Narrow-therapeutic-index medications

● Exercise caution with medications that have a narrow therapeutic index:

● Digoxin: Monitor levels and clinical response.

● Immunosuppressants (e.g. tacrolimus, ciclosporin): Monitor levels closely.

● Antiepileptics: Monitor seizure control and drug levels where applicable.

● Warfarin: Monitor INR more frequently when initiating, titrating, or discontinuing incretin therapies in patients on warfarin.

Treatment discontinuation criteria

Consider discontinuation if:

● Weight loss is <5% of initial body weight at 6 months (per NICE guidance).^3,4

● Intolerable adverse effects despite dose adjustment.

● Development of contraindication (e.g. pregnancy, pancreatitis).

● Patient request or struggling to adhere to regimen.

● Target weight achieved and maintained (individualised decision).

Dosing regimens

Missed doses

Semaglutide: If dose is missed and the next scheduled dose is >2 days away, administer as soon as possible; otherwise skip and resume normal schedule.

Tirzepatide: If a dose is missed, administer within 4 days; otherwise, skip and resume normal schedule.

Special populations^2,3

Storage requirements

Before first use: Store in refrigerator (2–8°C). Do not freeze. Protect from light.

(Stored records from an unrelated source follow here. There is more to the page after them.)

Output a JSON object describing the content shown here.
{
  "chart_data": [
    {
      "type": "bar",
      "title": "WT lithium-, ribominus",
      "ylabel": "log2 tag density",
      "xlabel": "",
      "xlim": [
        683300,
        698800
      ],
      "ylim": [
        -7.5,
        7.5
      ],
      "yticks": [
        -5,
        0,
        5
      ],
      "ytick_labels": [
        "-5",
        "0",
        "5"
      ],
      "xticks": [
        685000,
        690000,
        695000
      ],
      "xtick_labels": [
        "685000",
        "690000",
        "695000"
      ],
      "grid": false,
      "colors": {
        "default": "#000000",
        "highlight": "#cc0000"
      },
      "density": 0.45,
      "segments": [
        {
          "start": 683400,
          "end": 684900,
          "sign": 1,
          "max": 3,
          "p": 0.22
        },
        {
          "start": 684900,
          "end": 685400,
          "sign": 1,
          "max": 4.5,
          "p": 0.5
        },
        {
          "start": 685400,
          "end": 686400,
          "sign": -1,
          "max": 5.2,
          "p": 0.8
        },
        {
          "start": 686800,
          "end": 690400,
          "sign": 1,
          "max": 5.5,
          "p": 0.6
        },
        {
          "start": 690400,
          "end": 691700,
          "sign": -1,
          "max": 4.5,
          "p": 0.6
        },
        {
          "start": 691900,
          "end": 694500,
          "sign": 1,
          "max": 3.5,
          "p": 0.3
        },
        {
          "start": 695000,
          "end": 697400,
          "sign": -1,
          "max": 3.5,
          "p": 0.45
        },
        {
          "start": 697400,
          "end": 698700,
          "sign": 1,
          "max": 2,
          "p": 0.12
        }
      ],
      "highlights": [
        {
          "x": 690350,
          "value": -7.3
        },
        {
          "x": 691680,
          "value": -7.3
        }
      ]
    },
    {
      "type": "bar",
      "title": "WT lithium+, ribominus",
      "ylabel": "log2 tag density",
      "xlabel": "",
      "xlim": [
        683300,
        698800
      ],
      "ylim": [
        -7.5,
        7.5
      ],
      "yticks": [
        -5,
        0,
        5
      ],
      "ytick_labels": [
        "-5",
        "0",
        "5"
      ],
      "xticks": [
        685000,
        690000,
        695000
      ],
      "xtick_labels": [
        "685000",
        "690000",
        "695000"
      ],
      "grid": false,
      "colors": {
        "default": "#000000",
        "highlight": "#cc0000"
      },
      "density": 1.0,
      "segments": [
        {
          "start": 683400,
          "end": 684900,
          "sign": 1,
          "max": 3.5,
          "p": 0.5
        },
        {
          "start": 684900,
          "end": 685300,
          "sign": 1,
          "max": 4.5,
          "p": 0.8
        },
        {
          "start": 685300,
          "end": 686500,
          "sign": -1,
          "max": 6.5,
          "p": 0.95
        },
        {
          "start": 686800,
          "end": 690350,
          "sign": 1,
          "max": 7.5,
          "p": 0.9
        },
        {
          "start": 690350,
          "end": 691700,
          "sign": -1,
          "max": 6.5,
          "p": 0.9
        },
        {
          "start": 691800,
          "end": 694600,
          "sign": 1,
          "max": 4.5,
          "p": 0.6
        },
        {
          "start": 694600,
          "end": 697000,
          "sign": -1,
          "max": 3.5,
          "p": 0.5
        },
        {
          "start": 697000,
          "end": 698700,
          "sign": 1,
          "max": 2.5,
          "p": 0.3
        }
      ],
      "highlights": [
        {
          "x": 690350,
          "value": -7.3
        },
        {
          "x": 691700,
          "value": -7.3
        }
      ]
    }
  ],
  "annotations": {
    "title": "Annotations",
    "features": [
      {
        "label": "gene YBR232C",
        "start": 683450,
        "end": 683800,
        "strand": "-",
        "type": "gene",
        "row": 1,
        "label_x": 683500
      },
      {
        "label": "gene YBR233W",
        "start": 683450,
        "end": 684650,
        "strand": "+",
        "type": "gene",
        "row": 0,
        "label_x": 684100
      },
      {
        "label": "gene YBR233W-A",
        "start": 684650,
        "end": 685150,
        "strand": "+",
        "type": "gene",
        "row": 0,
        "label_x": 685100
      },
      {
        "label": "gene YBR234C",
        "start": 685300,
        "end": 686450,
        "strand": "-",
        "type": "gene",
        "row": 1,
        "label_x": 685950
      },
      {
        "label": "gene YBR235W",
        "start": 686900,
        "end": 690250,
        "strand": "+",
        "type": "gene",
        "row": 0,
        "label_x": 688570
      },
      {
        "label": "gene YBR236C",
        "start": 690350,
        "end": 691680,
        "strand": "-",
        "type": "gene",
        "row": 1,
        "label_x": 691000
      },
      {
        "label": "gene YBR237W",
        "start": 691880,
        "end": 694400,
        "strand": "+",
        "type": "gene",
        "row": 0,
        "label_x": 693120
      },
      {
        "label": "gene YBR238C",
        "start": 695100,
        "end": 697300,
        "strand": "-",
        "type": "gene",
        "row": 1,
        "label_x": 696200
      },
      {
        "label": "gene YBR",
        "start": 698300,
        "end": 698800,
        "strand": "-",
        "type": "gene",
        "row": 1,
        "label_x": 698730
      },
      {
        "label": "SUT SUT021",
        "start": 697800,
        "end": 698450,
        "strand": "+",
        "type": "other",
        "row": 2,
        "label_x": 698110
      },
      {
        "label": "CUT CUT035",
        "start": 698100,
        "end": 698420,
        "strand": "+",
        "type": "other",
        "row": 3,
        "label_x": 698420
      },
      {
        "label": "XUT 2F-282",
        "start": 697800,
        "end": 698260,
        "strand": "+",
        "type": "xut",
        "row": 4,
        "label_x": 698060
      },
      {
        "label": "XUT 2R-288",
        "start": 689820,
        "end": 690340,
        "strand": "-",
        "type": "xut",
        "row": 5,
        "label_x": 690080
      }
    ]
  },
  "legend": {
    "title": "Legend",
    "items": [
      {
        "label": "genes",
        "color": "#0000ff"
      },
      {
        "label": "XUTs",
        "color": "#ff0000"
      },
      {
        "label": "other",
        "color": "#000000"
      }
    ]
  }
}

After first use: May be stored at room temperature (up to 30°C) for up to 30 days (tirzepatide) or 6 weeks (semaglutide). Keep pen cap on when not in use.

Available forms

Tirzepatide (Mounjaro): Pre-filled single-dose pens available in 2.5 mg, 5 mg, 7.5 mg, 10 mg, 12.5 mg, and 15 mg.

Semaglutide (Wegovy): Pre-filled single-dose pens available in 0.25 mg, 0.5 mg, 1 mg, 1.7 mg, and 2.4 mg.

Points to cover when counselling

□  Explain mechanism of action: appetite suppression and delayed gastric emptying.

□  Emphasise that medication is adjunctive to diet and exercise, not a standalone solution.

□  Discuss common gastrointestinal side effects and strategies to minimise (eat slowly, smaller portions).

□  Advise reporting persistent abdominal pain (pancreatitis warning).

□  Ensure understanding of injection technique and site rotation.

□  Discuss importance of contraception in females of childbearing potential.

□  Advise discontinuation 2 months (semaglutide) or 4 weeks (tirzepatide) before planned pregnancy.

□  Provide written information on thyroid cancer warning signs (neck lump, hoarseness, dysphagia).

□  Educate on potential drug interactions affecting oral medications.

□  Discuss realistic weight loss expectations (typically 10–20% body weight loss).

□  Provide information about monitoring requirements and follow-up schedule.